Die CDU ist stolz darauf, eine föderal geprägte Partei zu sein. Die Eingriffsmöglichkeiten der Bundespartei in Angelegenheiten eines Landesverbandes sind klein. Außerdem geht es in diesem Fall nicht um Parteidinge, sondern um das Abstimmungsverhalten frei gewählter Parlamentarier. Interventionen von oben führen in den Ländern oft zu Abwehrreflexen. Das haben CDU-Chefin Annegret Kramp-Karrenbauer und Generalsekretär Paul Ziemiak schmerzhaft in Thüringen erfahren - bei der Wahl des FDP-Mannes Thomas Kemmerich mit Stimmen von CDU und AfD. Beide hatten sich vehement gegen jede Form der Zusammenarbeit mit der AfD ausgesprochen. Ziemiak hatte einen entsprechenden Vorstoß von Thüringer CDU-Mitgliedern als "irre" bezeichnet. Kramp-Karrenbauer kostete die erfolglose Intervention in Erfurt die Karriere. Seitdem ist die Bundespartei praktisch führungslos.

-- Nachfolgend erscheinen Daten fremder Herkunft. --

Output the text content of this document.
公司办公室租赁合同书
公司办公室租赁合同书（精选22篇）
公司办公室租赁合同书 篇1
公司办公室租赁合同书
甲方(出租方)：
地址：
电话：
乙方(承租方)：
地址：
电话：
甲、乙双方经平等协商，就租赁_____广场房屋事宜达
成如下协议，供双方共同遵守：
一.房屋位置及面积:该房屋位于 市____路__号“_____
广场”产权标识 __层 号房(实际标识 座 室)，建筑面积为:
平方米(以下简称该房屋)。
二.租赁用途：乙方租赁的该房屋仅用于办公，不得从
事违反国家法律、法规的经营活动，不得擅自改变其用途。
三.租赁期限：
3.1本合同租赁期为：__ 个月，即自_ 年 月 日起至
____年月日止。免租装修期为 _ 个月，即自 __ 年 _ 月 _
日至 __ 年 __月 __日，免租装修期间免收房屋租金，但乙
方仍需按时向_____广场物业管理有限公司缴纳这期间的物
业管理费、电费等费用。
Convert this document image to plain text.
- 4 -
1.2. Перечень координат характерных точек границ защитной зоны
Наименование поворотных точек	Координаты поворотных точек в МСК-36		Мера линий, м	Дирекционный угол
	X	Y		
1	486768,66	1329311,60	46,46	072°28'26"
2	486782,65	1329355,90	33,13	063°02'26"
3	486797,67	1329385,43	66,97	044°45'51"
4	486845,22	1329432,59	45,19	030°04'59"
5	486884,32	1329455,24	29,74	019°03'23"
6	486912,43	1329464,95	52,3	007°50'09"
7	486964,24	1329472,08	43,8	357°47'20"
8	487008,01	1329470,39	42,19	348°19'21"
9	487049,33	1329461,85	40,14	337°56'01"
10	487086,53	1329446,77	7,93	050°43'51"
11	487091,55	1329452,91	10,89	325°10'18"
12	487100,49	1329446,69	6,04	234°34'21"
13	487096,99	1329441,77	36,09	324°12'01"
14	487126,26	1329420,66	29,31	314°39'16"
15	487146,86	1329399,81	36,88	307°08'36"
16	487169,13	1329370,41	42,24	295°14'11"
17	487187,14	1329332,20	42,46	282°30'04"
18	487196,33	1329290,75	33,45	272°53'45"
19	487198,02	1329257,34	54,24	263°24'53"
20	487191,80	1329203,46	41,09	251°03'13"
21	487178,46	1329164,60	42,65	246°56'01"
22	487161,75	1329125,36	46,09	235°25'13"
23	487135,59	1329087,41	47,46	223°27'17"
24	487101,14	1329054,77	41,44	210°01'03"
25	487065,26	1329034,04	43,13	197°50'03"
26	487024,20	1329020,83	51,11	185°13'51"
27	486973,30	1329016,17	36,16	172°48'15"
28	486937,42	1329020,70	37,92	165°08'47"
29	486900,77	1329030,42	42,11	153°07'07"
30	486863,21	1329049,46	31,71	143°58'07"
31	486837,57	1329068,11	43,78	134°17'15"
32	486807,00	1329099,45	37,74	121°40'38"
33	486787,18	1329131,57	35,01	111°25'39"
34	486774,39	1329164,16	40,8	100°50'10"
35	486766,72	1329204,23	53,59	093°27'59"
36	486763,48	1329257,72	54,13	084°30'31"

Auf die Frage, ob da bis zur Abstimmung im Landtag am 15. Dezember noch etwas zu machen sei, es etwas gebe, dass seine Fraktion umstimmen könnte, sagt Generalsekretär Schulze: "Nein." Seine CDU wolle sich nicht grundsätzlich einer Lösung verschließen, sie stehe für eine "auskömmliche Finanzierung" des öffentlich-rechtlichen Rundfunks. Nur gibt es eben Dissens darüber, was das bedeutet. Gerade wird hinter verschlossenen Türen noch gerungen. Aber, sagt Sven Schulze, "wenn Teil der Lösung ist, dass wir jetzt zustimmen müssen, dann wird es keine Lösung sein".